Une véritable mise en œuvre de la formation tout au long de la vie (le 3L : Long Life Learning) qui existe déjà sur le papier mais peu dans sa réalité, tant le diplôme est obtenu « une fois pour toute » est ancré dans notre culture.

 

 Le CUS : la customisation des parcours

CUS comme customisation, c’est-à-dire l’individualisation de la formation conçue comme un parcours. Ce n’est pas nouveau dans le principe, et pas toujours facile à promouvoir, mais on constate que de plus en plus d’étudiants acceptent de construire leur formation « chemin faisant ». La multiplication des accès aux formations s’est développé pour garantir cette proposition.

Un autre CUS, c’est la volonté d’amener les apprenants à une réflexion sur les compétences douces, à travailler à leur développement personnel, car l’enseignement supérieur se veut (quand il en a les moyens) de plus en plus éducatif et regarde ses étudiants comme des personnes et non comme des portefeuilles de compétences ou de connaissances.

 

Le CO : le boom du partage

Le Co ? C’est le boom du partage. La co-construction du savoir avec ses parties prenantes, le co-working avec les nouveaux espaces d’apprentissage, la co-diplomation entre établissements qui apportent leur complémentarité.

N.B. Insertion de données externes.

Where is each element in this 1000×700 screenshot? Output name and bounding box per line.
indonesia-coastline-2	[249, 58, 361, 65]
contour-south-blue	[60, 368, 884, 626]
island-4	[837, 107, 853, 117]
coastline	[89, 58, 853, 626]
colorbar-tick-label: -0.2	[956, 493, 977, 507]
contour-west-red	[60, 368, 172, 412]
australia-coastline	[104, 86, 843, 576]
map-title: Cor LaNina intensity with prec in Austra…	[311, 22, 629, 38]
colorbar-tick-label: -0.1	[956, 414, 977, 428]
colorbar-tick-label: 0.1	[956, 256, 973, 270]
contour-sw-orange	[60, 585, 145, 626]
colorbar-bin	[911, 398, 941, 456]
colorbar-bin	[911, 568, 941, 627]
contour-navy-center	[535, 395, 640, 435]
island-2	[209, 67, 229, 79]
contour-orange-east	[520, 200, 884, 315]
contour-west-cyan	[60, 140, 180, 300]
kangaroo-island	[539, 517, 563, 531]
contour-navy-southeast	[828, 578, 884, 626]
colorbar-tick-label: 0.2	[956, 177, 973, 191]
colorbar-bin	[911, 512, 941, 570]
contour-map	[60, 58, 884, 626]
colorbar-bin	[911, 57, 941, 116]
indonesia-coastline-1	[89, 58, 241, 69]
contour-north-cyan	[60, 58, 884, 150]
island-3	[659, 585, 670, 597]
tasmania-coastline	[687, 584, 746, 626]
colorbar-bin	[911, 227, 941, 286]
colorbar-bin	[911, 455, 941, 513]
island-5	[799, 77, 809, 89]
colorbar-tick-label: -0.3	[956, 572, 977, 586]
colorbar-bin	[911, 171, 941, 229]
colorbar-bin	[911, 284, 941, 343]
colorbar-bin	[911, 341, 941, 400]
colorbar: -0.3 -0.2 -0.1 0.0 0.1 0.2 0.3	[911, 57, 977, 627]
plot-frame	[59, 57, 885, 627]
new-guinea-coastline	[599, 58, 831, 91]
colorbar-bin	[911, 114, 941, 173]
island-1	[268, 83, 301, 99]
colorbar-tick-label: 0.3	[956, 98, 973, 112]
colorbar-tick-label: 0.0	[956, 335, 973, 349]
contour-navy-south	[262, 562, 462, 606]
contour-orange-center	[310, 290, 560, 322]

Chacun est convaincu de la nécessité des expériences professionnelles pendant les études , avec l’alternance sous contrat salariée, les stages, les petits boulots. L’idée maintenant admise, c’est que bien accompagnées, ces expériences  in vivo sont formatrices.

 

« Ces tendances sont émergentes , trop dispersées,

trop disparates, trop confidentielles pour constituer

un nouveau paradigme du Sup ! »

 

L’ OMNI : un changement de paradigme

L’étudiant omni-canal est déjà là, il apprend par Internet, les réseaux sociaux, les MOOC, le cours présentiel, de son expérience professionnelle, avec ses collègues … mais il attend encore qu’on lui enseigne en omnicanal. En effet, les cursus qui ont su développer les propositions en omnicanal sont attractifs et certainement plus appréciées  que les formations classiques (c’est-à-dire en classe), ou les formations entièrement  virtuelles et distancielles …

Ces tendances sont émergentes, trop dispersées, trop disparates, trop confidentielles pour constituer un nouveau paradigme du Sup ! Il reste à expérimenter, bilanter, améliorer selon la boucle de l’apprentissage. Mais il faut aussi évangéliser, partager, benchmarker, copier, pour une adoption sereine de ces nouveaux modèles ou de ces nouvelles modalités.

Tout cela fait que nous pouvons revisiter le nom de notre ministère de tutelle : l’ESR qui juxtapose Enseignement et Recherche dans le contexte du PostBac sans réel mouvement ni élan stratégique !

Je propose donc à notre prochain(e) ministre d’être celui de l’INSPIR pour INnovation et Individualisation – Savoir – Partage – International – Recherche.